Opinion Mining on Student Feedback Data in the Education Sector

Introduction

Opinion mining is for identifying a sentence’s subjective information, such as its good, negative, or neutral sentiments and it is one of the challenges of text classification. Sentiment analysis will take context information from a text and use machine learning or deep learning to calculate various algorithms and calculations to estimate the sentiment of the text. In the realm of sentiment analysis, there are many different approaches we might take to finish the job. Additionally, the platform that we wish to use to assess the sentiment varies. Opinion mining is the one of the most popular Natural Language Processing (NLP) applications to extract human thoughts from reviews. Opinion mining is used in the educational industry to hear student comments and pedagogically improve learning-teaching procedures. With enhancement in sentiment footnote techniques and Artificial Intelligence methodology, student responses can be annotated with their sentiment point of reference without greatly human involvement. The flow diagram for opinion mining of student feedback is included in the figure1.

Flow Diagram for opinion mining of Student Feedback

  1. Data Collection – Collecting feedback from the students.
  2. Data Pre-processing – Cleaning the data using tokenization, normalization, stemming and removal of irrelevant content. (pre-processing methods are not limited).
  3. Sentiment Identification – Identification with the help of NRC Lexicon. Here the NRC Lexicon means (National Research Council of Canada) Lexicon.
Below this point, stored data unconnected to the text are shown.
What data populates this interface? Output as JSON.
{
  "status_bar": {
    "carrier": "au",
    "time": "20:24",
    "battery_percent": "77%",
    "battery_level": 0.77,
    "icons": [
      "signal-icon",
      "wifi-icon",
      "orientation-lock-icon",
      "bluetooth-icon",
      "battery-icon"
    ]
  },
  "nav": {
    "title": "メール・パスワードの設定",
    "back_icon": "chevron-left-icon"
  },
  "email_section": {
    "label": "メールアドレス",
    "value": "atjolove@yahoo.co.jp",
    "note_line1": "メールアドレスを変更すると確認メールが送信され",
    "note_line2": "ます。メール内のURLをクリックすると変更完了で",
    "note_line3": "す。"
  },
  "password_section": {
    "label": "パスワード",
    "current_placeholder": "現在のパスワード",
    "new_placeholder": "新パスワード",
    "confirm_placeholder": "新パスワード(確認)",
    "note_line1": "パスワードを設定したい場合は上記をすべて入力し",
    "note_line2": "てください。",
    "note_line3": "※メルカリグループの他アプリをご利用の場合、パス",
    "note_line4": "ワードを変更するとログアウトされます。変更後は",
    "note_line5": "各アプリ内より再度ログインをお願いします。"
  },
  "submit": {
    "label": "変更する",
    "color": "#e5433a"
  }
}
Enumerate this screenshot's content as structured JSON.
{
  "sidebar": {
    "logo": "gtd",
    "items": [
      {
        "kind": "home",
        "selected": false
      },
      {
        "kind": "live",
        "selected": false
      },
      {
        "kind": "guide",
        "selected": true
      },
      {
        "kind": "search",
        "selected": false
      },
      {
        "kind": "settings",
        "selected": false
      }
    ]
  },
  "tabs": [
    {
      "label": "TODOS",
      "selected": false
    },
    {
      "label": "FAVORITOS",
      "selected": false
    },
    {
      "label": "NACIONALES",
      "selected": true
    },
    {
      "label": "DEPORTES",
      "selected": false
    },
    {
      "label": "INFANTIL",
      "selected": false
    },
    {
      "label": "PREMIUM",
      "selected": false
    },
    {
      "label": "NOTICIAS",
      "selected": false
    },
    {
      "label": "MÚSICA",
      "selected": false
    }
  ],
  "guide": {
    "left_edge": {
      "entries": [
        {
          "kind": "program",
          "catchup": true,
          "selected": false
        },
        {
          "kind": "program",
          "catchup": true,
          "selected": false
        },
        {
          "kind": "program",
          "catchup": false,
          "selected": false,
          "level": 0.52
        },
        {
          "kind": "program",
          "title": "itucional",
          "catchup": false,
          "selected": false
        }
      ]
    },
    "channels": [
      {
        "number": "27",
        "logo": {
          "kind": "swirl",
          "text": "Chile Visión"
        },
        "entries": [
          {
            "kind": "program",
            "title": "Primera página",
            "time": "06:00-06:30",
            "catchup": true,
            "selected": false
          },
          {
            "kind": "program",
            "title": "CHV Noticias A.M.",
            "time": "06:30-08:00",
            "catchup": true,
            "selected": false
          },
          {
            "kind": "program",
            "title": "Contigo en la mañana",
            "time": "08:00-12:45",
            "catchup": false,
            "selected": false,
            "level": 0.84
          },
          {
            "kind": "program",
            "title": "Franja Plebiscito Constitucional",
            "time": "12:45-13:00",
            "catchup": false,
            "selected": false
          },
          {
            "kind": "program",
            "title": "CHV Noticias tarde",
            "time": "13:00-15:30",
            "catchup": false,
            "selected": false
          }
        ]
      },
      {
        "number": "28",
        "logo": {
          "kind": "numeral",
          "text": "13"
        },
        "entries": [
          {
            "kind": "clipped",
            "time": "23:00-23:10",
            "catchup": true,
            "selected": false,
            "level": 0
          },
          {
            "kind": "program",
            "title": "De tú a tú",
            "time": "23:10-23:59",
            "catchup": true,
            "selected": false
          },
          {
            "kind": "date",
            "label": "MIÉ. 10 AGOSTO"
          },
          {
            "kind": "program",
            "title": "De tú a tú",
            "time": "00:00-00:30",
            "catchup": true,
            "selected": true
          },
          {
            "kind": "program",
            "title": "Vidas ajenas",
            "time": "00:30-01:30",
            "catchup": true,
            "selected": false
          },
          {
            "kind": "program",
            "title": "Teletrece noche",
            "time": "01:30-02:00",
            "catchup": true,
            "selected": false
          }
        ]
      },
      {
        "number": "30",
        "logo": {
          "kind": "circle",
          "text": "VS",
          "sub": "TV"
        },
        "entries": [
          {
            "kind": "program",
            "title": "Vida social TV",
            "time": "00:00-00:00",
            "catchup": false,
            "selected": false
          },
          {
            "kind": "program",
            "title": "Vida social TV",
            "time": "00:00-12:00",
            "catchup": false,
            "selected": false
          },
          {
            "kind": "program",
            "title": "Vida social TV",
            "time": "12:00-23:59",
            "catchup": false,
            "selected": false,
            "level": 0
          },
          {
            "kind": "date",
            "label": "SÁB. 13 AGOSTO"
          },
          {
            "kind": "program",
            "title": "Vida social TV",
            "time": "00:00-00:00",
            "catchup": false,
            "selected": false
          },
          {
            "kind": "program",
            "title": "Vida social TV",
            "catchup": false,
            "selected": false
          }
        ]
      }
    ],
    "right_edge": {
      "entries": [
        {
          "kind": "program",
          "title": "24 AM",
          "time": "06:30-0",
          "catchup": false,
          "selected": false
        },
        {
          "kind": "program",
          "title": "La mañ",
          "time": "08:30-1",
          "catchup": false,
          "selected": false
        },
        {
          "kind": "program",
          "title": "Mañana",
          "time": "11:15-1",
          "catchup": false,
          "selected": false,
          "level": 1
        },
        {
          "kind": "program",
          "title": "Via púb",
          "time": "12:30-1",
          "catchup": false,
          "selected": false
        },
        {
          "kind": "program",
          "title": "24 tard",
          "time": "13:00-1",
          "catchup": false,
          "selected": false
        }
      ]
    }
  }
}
It has list of English words and basic emotions like anger, trust, fear, joy and surprise etc.
  4. Data Visualization – Graphical representation of the feedback will be displayed after computing satisfaction and dissatisfaction from the student’s feedback.

The Role of Opinion Mining in Education Sector

Sentiment analysis has been widely used by the research community to get the feedback from the students on instructional strategies used in the education division. The opinion mining process can be modified for use in a variety of educational domain applications, including assessing student engagement pedagogy, evaluating courses and teachers, making decisions about educational legislation, and more. The above mentioned applications can be proficient by the identification of student opinion on a particular subject in a semester, and their involvement in both offline classes and online forums. The important algorithms for different applications of Educational Sectors are mentioned below:

  1. Learning and Teaching Systems Evaluation – Association rule mining and Ensemble learning,
  2. Enhance Pedagogical Concepts – Reinforcement learning and Topic Ontology
  3. Decision Making – Support Vector Machine and Artificial Neural Network
  4. Assessment Evaluation – k-nearest neighbour  and Additive regression

Challenges of Opinion Mining in Education Sector

The biggest difficulty in sentiment analysis in the educational sector is detecting opinion spam, in spite of the fact that there are many other difficulties. Opinion spam identification is crucial in the educational sector since students may use intermediary services for evaluation items and submit false evaluations to registered courses in the semester end. The scheme of detecting opinion spam has been extensively researched in the context of product comment, where people are rewarded for producing fictitious ratings.

Conclusion

In order to keep up with standards in today’s tough world, the education sector is undergoing enormous transformation. Positive reforms are being incorporated into every facet of education. Smooth analysis in the education sector would involve other Natural Language Processing methods even if sentiment analysis is straightforward discovery of the emotion direction of students towards the teaching or course materials. It is necessary to use learning algorithms of Artificial Intelligence to analyze the opinions of a huge number of pupils.

Senbagavalli M, Associate Professor, Department of Information Technology, Alliance College of Engineering and Design, Alliance University, Bangalore.

Saswati Debnath, Assistant Professor, Department of Computer Science & Engineering, Alliance College of Engineering and Design, Alliance University, Bangalore.